Each directory plays a crucial role in the project's structure, offering a clear and organized way to access code, data, and results pertinent to our depth-aware object detection system.

Configuration and Setup

To get started with the project, you'll need to set up your environment and install necessary dependencies. This guide will walk you through the steps using Poetry, a tool for dependency management and packaging in Python.

Installing Poetry

Poetry is a tool for dependency management and packaging in Python. To install Poetry, execute the following command in your terminal:

curl -sSL https://install.python-poetry.org | python3 -

This command retrieves and executes the Poetry installation script. Complete guidelines can be find here.

Setting Up the Project Environment

After installing Poetry, you can set up the project's environment and install its dependencies. Ensure your Python version is 3.10.10 as it is the version used for this project.

Install Dependencies

Run the following command in the project directory to install the required dependencies:
```
poetry install
```
Activate the Environment

To activate the Poetry-managed virtual environment, use:
```
poetry shell
```

Post-Activation Steps

Due to version conflicts between dependencies, certain libraries need to be installed using pip after activating the environment.
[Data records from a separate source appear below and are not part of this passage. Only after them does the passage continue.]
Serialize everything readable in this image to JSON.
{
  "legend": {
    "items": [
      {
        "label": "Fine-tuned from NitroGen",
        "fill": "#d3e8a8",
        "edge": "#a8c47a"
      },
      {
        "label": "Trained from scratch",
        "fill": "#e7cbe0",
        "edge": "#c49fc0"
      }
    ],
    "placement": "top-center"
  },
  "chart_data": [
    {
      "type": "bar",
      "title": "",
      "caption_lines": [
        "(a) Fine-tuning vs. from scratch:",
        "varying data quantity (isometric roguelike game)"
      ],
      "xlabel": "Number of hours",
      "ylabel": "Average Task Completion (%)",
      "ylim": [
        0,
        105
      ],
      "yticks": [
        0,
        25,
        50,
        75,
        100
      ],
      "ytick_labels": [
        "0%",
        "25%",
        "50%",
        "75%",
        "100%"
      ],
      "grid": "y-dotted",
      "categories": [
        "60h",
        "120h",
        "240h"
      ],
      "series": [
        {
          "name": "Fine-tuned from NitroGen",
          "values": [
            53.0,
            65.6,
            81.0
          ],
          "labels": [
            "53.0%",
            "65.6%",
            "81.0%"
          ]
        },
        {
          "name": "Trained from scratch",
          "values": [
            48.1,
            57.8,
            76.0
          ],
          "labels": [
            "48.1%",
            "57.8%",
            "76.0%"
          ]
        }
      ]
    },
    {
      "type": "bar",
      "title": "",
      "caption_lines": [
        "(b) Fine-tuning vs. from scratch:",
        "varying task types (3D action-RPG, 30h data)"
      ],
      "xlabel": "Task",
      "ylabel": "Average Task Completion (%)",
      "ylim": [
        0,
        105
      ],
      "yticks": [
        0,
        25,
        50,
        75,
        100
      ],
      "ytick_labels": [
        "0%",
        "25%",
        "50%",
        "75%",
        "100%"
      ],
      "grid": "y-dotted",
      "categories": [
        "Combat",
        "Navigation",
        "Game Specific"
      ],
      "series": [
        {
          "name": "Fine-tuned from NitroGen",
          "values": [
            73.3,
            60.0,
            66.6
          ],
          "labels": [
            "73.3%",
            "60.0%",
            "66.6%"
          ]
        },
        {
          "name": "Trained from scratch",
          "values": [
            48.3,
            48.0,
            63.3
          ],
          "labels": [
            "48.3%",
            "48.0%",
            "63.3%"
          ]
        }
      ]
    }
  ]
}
Execute the commands below to install these specific libraries:

pip install ultralytics install super-gradients

Pretrained Model Download

Download the pretrained "Segment Anything Model" and place it in the data/sam_weights folder. This model is essential for the project's functionality. Use the command below to download the model:

wget -c https://dl.fbaipublicfiles.com/segment_anything/sam_vit_h_4b8939.pth -P data/sam_weights/

Ensure you have the wget tool installed on your system to execute these download commands successfully.

Acknowledgments

All rights are reserved for the authors of the models used in this project. We extend our gratitude to the researchers and developers behind YOLO-NAS, SAM, Depth-Anything, MiDaS, and Monodepth2 for their contributions to the field of computer vision and deep learning.